The company promoted Silverman after he served as head of one of its subsidiaries. He banked much of Applied Digital's future on the success of the $200 microchip and the $650 scanners needed to detect a device that's smaller than a grain of rice and looks like a miniature ballpoint pen. Earlier this month, the company got its best news yet: The FDA approved the chip for use in humans as a way to access medical information. But Applied Digital continued losing money during the first three quarters of 2004, despite the spike in investor interest last month because of the FDA ruling. Some analysts questioned the potential profitability of the VeriChip, compared to other technologies, like iris or fingerprint scans.

Company officials were forthcoming about their plans for the VeriChip, but as New Times asked about the lawsuits and SEC investigations, Applied Digital officials no longer returned phone calls or e-mails.

At company headquarters in the Morgan Stanley building in Delray Beach, Silverman runs a scanner over his own forearm. The device displays a number that identifies Silverman and the implanted chip hidden in the fatty tissue near his triceps. A dozen of the company's 25 employees have had the chips installed, and scanners built into doorways in the offices can prevent access to those without the chips. Silverman says the scanners are not operative but could be if heightened security were suddenly necessary. He predicts that some day the chips may be used as identification for credit card purchases, for medical information, and for government employees, including as a way for prisons to track the movement of guards.

"It'll be a long time before this chip is the only means of accessing information," concedes Silverman, wearing a jet-black suit and an unbuttoned white dress shirt. "We're talking maybe ten or 15 years, and then it will be in many people."
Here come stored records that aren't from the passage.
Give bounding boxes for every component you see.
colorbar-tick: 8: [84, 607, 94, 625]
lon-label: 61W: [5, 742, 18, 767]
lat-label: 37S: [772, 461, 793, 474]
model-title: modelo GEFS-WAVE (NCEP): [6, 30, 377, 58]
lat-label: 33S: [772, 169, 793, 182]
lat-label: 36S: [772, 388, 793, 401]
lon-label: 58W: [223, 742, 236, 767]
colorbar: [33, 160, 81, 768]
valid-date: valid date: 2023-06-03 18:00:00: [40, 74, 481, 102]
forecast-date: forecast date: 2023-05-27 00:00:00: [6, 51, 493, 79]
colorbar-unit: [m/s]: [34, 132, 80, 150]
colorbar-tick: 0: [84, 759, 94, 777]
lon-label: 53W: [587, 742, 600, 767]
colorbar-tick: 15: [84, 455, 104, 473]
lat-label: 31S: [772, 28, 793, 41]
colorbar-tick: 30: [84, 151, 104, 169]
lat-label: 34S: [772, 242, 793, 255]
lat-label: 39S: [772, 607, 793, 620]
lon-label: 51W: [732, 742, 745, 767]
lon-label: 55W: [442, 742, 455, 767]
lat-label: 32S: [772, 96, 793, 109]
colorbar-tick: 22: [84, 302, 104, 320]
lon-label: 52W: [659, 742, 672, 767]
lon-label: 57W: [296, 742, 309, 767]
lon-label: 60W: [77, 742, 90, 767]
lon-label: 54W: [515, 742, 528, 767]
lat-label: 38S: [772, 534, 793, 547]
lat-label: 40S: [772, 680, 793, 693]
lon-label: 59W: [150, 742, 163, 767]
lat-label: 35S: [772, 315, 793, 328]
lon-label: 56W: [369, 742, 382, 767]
Silverman says the company maintains a policy that the chips should be installed only voluntarily. Applied Digital employees are not required to undergo the procedure, which involves what looks like a foot-long hypodermic needle. Even spokeswoman Fulcher admits she has not had a chip installed. "Honestly, I wanted to wait for the FDA approval," she says, "and now that we have it, I might get it in the next round of employee chipping."

Privacy advocates fear Silverman's vision of a cybernetically monitored future. Katherine Albrecht is editor and founder of Spychips.com, a website dedicated to keeping microchips out of people, and the first to discover that only 18 employees at the Mexican Attorney General's Office received the chips. Albrecht predicts that the company will begin marketing the chip as a voluntary tool, then move to get the government to force it on people. "Their business model is trying to coerce governments here and overseas to mandate the chips," Albrecht says. "It's only a matter of time before somebody suggests everyone gets these chips. Can you imagine what somebody like Hitler would have done with this kind of technology?"

Albrecht says it isn't hard to see what a microchip future would look like. Something similar has already begun at Bammel Elementary School in Spring, Texas. There, students were required for the first time this fall to keep with them ID cards equipped with radio-controlled devices that monitor their locations. School officials and police can keep track of each time a student gets off a bus or enters a school. Eventually, the community's entire 28,000-student population is expected to begin carrying the devices. Albrecht fears that the progression will be to install chips inside children, then inside workers at large companies. Then comes a future in which anyone can be tracked anywhere, thanks to a Delray company with a checkered past.